Du croupier au patron, avec les fiscards ripoux, tout le monde détournait la recette.
Le mécanisme mis en place au casino de namur était simple comme bonjour. Il a permis, sur 20 ans, entre 1983 et 2004, une fraude sur un montant évalué à plus de 50 millions d’euros. Et, visiblement beaucoup y trouvaient leur compte. Du simple croupier à l’administrateur-délégué, en passant par les chefs de salle chacun recevait sa part du gâteau dans de discrètes enveloppes. Mais ce système bien huilé n’aurait pas pu être mis en place sans la complicité des agents du fisc chargés de contrôler le casino. Chacun recevait 500 euros par mois pour fermer les yeux lors des contrôles journaliers des recettes du casino.
Hier, tout ce petit monde était convoqué devant le tribunal correctionnel de namur pour rendre des comptes. Ils sont 49 sur le banc des prévenus pour un procès qui se poursuivra, à raison d’une audience par semaine, jusque la fin de l’année.
Les casinos ont un fonctionnement bien particulier. En fin de nuit, les comptes sont réalisés. Les recettes sont rassemblées dans une caisse et comptés en présence d’un agent du ministère des Finances venu sur place. Un bordereau, signé par le fonctionnaire, en atteste. C’est sur cette base que le casino est imposé. Encore faut-il que les fiscards soient honnêtes : à namur, ce n’était pas le cas…
Selon l’ex-directeur général du casino, Albert Ancion, la combine a été mise en place en 1983 par le patron du casino, Joseph Khaida, décédé en 2000, date à laquelle son fils Armand, qui l’épaulait de longue date lui a succédé. Tous les prévenus s’accordent à dire que Joseph Khaida - que tout le monde, même son fils Armand, désigne par "M. Khaida" - était un sacré personnage. Il en imposait. Quand il parlait, tout le monde se taisait et s’exécutait. "En le regardant, les gens pouvaient se sentir menacés", concède son fils qui est formel : il n’était pas violent. On chuchotait qu’il avait le bras long. Ce qu’il laissait lui-même entendre. On disait sous cape qu’il était de la mafia. Il avait débuté dans les casinos dans l’Algérie française et affirmait, à qui voulait bien l’entendre, qu’il n’avait jamais eu de problèmes, graissant la patte de l’OAS et des Fellaghas.
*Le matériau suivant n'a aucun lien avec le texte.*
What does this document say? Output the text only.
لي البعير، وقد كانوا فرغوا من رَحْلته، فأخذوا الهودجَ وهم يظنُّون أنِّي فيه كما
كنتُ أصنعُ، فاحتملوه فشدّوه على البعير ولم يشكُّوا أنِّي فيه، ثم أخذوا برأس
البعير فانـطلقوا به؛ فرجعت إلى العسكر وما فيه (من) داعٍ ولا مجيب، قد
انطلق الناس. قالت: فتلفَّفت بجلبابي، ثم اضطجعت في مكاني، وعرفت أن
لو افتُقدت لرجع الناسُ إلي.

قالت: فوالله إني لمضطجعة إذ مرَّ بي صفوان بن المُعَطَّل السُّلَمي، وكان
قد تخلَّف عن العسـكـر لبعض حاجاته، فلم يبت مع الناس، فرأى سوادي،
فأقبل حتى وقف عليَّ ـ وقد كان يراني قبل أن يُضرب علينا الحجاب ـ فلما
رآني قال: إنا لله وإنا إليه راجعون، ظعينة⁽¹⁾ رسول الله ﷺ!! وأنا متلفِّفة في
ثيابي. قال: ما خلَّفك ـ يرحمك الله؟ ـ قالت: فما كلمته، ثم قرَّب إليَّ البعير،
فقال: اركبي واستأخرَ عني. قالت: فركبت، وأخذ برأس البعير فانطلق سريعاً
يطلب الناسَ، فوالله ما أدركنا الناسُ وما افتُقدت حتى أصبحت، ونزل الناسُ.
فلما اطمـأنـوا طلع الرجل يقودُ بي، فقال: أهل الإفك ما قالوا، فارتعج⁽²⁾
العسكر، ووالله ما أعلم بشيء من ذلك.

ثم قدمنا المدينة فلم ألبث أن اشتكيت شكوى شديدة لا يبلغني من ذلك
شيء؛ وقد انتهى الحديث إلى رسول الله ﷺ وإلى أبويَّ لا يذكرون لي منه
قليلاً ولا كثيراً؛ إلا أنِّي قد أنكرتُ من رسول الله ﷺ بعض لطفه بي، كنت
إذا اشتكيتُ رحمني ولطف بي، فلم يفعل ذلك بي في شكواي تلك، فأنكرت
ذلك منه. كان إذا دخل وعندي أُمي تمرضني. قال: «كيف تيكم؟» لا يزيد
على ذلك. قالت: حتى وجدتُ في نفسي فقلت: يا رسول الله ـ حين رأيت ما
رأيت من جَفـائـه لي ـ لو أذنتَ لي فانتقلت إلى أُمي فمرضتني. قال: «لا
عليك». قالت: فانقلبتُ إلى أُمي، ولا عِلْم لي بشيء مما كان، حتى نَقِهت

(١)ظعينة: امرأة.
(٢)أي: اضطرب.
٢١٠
Albert Ancion dit avoir voulu au départ s’opposer à la combine de "M. Khaida". Mais que confronté à un "Attention, on peut tomber dans les escaliers" et les assurances que le chef des agents du fisc était dans la poche de son patron, il s’est laissé convaincre. "Voilà comment un homme qui a essayé de s’élever par le travail se retrouve dans un cercle vicieux, dont il ne sortira que quand il sera à la prison de Jamioulx. J’assume mon erreur", dit aujourd’hui cet homme de 74 ans qui "a tout perdu, même ma maison, saisie". Selon lui, le "noir raisonnable" détourné chaque jour était encore de 2200 euros en période de vaches maigres.
Armand Khaida a commencé à 21 ans à travailler avec son père. C’est notamment lui qui convoyait l’argent détourné en France. Il a été une fois intercepté avec 100 000 euros à la douane. C’était aussi un joueur invétéré. Une société de tiercé a fait le décompte de ce client en or : entre 1988 et 2004, il a misé près de 15 millions d’euros et en a perdu 4 millions. Ce qu’il conteste, affirmant avoir accumulé les gains.
Six agents du fisc sont poursuivis pour avoir fermé les yeux - pendant 20 ans pour certains - contre rétribution. Ils parlent, sans convaincre, de pressions, d’avoir été mis devant le fait accompli, d’avoir "suivi le mouvement" de ne plus pouvoir faire marche arrière, une fois pris dans l’engrenage, d’avoir cru les assertions de "M. Khaida" selon lesquelles ils pourraient bien être mutés à Arlon. D’autant, dira l’un, qu’il voyait son chef, titubant les samedis au casino, tellement ivre que le portier ouvrait les deux battants de la porte d’entrée pour qu’il ne se cogne pas.
Le système a tourné 20 ans. "M. Armand" affirme avoir voulu y mettre un terme au décès de son père. Selon ses dires, cela a duré 8 mois car les employés avaient lancé un système parallèle car "ils ne pouvaient se passer de leur salaire B". "A deux, c’est difficile de garder un secret. A quarante-neuf, c’est inéluctable", dit-il. Mais ce n’est pas un prévenu qui a dénoncé la combine en 2004. C’est une joueuse.